The "super casino" may have gone but legislation to create eight new "large" and eight new "small" casinos in Britain is on the statute.
But since January 2007 – when the locations were announced – nothing has happened. Industry experts say the problem is that, after the Casino Advisory Panel unveiled winning boroughs, Whitehall all but washed its hands of the matter, leaving the whole process of selecting operators and getting the things running to the 16 local authorities.
Next month bidding processes are supposed to be getting underway in two: Solihull and Newham, both of which have "large casinos" that will be allowed up to 150 slot machines. The latter is even hoping to have its venue open in time for the 2012 Olympics (the industry is sceptical). As for the rest: how long is a piece of string?
Casino operators have not exactly been pushing hard, given the way existing operations are going and because the top-rate of tax on their "gross win" from punters was raised to 50 per cent (from 40 per cent) which makes the economics extremely tight and is likely to limit the cash generated for "regeneration" that was the Government's intention in creating the concept.

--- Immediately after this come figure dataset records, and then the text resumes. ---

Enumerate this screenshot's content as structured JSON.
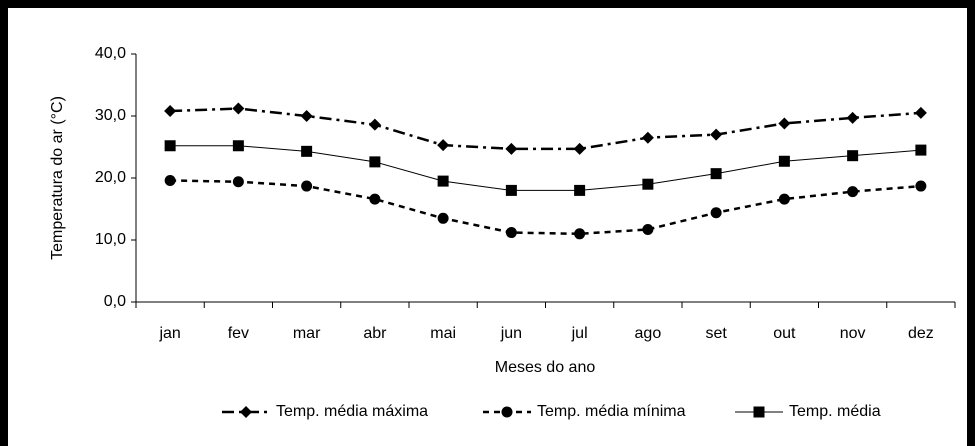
{
  "chart_data": {
    "type": "line",
    "y_label": "Temperatura do ar (°C)",
    "x_label": "Meses do ano",
    "categories": [
      "jan",
      "fev",
      "mar",
      "abr",
      "mai",
      "jun",
      "jul",
      "ago",
      "set",
      "out",
      "nov",
      "dez"
    ],
    "series": [
      {
        "name": "Temp. média máxima",
        "color": "#000000",
        "marker": "diamond",
        "dash": "dashdot",
        "values": [
          30.8,
          31.2,
          30.0,
          28.6,
          25.3,
          24.7,
          24.7,
          26.5,
          27.0,
          28.8,
          29.7,
          30.5
        ]
      },
      {
        "name": "Temp. média mínima",
        "color": "#000000",
        "marker": "circle",
        "dash": "dashed",
        "values": [
          19.6,
          19.4,
          18.7,
          16.6,
          13.5,
          11.2,
          11.0,
          11.7,
          14.4,
          16.6,
          17.8,
          18.7
        ]
      },
      {
        "name": "Temp. média",
        "color": "#000000",
        "marker": "square",
        "dash": "solid",
        "values": [
          25.2,
          25.2,
          24.3,
          22.6,
          19.5,
          18.0,
          18.0,
          19.0,
          20.7,
          22.7,
          23.6,
          24.5
        ]
      }
    ],
    "ylim": [
      0,
      40
    ],
    "yticks": [
      {
        "value": 0,
        "label": "0,0"
      },
      {
        "value": 10,
        "label": "10,0"
      },
      {
        "value": 20,
        "label": "20,0"
      },
      {
        "value": 30,
        "label": "30,0"
      },
      {
        "value": 40,
        "label": "40,0"
      }
    ],
    "grid": false,
    "legend": "bottom"
  }
}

Consolidation has also meant there are less casino groups to bid against each other and many believe that at least a proportion of the planned new venues will never be built.
In addition to Solihull and Newham: Great Yarmouth, Kingston-upon-Hull, Leeds, Middlesbrough, Milton Keynes, Newham, and Southampton have been allocated the other large casinos. "Small" venues, with up to 80 slots, are supposedly being built in Bath and north-east Somerset, Dumfries and Galloway, East Lindsey, Luton, Scarborough, Swansea, Torbay and Wolverhampton.